For both of them, that work started decades ago. In the 1980s, Robinson was a student at High School in the Community, then still a fledgling school that set the tone for experimental education in the city. After she graduated in 1989, she attended the University of Connecticut, majoring in theater. But well before that, she said, HSC got her out of her comfort zone in a million different ways

“When I came to High School in the Community, I felt accepted for the first time in a while,” she said.  “HSC is a real slice of what New Haven looks like and lives like.”

As a lobbyist, it's Robinson's job to connect the experts in the community with the people making policy in state government, and to understand the legislative process so that her clients can communicate effectively with elected officials. When she talks about her work, she said, she wants people to know that not all lobbyists are bad actors: many want and will fight for what's best for the community, from community funding needs to policy decisions.

“The community knows what needs to happen and the policy makers know how to make it happen,” she said. 

That work also brought her in touch with Winfield, who began his career as an activist in 1992, worked for years as a grassroots political organizer, and joined the Connecticut House of Representatives for the first time in 2009 after winning his first election in 2008. In 2013, he transitioned to the State Senate after Mayor Toni Harp was elected in New Haven, leaving a vacant position for a New Havener in the Connecticut General Assembly. 

Like many of the students to whom he spoke, Winfield explained that he has gone through many obstacles. As a child, he was abused, and later harassed by police multiple times. His father wasn't very present in his life. While he is now a proud graduate of Southern Connecticut State University, he didn’t get to go to college directly from high school because of financial issues. But, he told students Friday, he kept going because he knew there was a light at the end of the tunnel. 

As a state legislator, he said, his goal is to help people see that the challenges they go through make them who they are. Winding the clock back, he remembered meeting a man years ago, during his work as a grassroots organizer, at the Brotherhood Leadership Summit. The man had recently lost his cousin, and in his grief, said that he wanted revenge. Winfield urged him not to turn to violence.

After talking to him, Winfield realized that the work he was doing in the streets could translate to life-changing policy in the Connecticut State Legislature. As a freshman state representative, he made it part of his mission to abolish the death penalty, which the state ultimately did in 2012. Since, he has worked to stop solitary confinement, limit the use of deadly weapons by law enforcement, and hold town, city, and state police accountable through multiple proposed pieces of legislation. 

In the summer of 2020, Winfield was the driving force behind a police accountability bill that received both bitter argument and favorable passage following the police killing of George Floyd in Minneapolis, Minn.
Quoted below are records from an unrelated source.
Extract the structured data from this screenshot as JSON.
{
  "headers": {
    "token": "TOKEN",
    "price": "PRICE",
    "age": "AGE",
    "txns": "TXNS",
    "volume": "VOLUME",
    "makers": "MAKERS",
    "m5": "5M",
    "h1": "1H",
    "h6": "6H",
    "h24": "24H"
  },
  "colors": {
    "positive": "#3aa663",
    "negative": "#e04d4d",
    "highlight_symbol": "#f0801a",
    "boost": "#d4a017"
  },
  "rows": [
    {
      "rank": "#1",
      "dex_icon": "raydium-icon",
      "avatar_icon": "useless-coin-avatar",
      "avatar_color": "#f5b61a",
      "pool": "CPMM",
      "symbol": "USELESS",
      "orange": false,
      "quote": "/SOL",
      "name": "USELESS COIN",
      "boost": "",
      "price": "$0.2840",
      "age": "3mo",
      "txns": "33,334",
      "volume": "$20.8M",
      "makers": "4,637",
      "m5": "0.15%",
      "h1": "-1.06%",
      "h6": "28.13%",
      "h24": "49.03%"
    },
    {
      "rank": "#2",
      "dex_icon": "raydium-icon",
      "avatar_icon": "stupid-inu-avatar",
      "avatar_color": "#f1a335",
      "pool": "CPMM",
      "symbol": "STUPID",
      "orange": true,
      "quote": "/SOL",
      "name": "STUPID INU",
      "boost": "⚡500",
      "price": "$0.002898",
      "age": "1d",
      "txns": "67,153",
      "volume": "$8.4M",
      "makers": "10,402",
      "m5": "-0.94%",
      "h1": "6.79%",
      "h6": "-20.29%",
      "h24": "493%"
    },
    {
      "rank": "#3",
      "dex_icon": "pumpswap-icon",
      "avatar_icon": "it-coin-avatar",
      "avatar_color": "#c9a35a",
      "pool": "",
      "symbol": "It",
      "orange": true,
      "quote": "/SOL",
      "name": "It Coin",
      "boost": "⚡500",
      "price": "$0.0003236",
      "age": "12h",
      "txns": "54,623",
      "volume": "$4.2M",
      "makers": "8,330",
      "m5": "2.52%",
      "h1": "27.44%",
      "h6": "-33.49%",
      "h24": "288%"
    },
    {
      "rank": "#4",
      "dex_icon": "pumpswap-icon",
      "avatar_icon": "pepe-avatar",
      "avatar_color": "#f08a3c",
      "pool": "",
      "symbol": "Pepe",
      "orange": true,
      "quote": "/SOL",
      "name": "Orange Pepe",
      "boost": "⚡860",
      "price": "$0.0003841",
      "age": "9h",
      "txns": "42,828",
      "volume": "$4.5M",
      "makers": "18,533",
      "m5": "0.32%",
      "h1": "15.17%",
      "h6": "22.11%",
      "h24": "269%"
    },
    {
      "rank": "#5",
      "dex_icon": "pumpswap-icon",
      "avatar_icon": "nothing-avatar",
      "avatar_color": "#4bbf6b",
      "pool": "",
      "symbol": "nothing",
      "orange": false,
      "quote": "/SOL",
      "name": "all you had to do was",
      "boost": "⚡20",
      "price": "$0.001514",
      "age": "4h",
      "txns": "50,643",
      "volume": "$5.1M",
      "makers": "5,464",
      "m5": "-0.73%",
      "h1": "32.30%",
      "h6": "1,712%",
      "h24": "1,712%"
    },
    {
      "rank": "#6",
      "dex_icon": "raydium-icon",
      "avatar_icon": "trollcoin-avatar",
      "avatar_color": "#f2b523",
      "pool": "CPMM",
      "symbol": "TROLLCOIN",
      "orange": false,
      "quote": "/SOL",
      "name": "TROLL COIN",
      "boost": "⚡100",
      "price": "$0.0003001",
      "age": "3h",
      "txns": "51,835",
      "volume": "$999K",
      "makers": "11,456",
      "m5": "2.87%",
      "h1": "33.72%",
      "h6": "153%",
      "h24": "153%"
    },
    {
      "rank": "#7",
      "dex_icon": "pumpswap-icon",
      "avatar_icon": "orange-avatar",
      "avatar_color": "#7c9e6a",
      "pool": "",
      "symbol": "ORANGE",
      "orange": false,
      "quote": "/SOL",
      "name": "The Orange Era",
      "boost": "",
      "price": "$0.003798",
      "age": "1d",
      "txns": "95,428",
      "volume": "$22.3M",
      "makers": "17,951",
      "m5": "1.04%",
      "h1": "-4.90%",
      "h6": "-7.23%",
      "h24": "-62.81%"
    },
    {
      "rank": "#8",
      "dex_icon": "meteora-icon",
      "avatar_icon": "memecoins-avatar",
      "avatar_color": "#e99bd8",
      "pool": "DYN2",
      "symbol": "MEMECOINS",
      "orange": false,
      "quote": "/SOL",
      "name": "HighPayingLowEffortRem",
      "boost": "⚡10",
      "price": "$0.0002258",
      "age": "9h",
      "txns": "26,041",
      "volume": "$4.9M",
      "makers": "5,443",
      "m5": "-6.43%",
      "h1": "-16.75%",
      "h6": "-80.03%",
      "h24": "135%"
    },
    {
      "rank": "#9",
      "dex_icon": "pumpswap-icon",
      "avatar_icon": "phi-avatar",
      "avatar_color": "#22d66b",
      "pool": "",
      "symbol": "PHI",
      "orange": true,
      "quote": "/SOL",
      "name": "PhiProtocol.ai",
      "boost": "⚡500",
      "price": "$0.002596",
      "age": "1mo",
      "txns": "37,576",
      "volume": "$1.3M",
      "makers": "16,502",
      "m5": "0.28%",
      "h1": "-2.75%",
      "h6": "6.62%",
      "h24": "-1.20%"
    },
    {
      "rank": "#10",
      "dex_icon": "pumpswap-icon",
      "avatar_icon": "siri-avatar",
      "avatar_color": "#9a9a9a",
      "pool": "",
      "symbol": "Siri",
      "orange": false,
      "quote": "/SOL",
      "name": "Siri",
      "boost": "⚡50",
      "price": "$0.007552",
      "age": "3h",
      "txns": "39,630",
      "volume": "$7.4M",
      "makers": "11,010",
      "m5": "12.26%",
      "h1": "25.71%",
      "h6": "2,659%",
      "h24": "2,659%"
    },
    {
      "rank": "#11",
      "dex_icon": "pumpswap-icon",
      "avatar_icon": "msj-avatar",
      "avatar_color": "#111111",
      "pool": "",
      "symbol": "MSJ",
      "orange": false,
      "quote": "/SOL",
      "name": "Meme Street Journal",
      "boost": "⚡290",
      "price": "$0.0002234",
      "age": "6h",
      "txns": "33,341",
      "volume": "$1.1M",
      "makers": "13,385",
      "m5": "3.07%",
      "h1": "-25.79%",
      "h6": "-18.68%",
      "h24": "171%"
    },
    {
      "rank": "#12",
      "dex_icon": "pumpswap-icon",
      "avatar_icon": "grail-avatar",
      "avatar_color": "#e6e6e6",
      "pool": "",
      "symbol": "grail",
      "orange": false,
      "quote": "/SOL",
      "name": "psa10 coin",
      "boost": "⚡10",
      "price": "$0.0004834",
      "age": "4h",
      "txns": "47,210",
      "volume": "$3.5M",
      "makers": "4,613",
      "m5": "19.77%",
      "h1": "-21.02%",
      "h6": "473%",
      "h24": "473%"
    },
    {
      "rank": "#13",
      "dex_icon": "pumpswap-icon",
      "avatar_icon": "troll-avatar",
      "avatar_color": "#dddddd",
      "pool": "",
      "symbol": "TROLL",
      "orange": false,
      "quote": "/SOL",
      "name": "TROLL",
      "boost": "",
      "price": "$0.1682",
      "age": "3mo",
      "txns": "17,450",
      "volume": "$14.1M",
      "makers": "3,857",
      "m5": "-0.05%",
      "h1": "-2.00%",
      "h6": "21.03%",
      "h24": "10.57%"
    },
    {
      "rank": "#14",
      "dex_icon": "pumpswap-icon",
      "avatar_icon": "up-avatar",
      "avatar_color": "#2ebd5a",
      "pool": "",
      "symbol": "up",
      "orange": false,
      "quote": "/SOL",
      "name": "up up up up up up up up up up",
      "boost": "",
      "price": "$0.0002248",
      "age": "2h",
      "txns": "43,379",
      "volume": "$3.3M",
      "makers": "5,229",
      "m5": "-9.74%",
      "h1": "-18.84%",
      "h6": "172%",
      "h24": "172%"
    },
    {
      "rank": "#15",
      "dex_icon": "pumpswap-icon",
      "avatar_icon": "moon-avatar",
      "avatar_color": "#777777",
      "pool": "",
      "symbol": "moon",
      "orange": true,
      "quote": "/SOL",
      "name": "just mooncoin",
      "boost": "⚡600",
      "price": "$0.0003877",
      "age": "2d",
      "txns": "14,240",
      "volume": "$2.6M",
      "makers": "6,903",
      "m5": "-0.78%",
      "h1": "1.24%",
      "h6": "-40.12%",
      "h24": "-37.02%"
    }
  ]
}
Within its first year officially on the books, he told students, multiple police officers were let go from their jobs for behaving inappropriately. As he reflected on getting it over the finish line, he looked to it as one example of how a person's vision and drive can lead to systems change in the state. 

Students (including this writer) left the class seeing the world differently. Courage Brown, a junior at HSC, pointed to the role that education and grassroots activism can play in one's future career.

"Today, I learned that people, especially here at HSC, have the opportunity to be out in the community and are given the utility to do what we want, to help out, to do anything that we dream of," Brown said. "There are people who were here before us and who are here with us now who want to make change with us and can be there with us to really do it." 

In particular, many students of color felt like they were able to connect to the speakers. Many students at HSC now understand the importance of expanding their horizons and trying new things, even if it’s not in their immediate interest. The students at High School in the Community will forever be grateful that Robinson and Winfield came and spoke to them. 

Sau'mora Short is a junior at High School in the Community.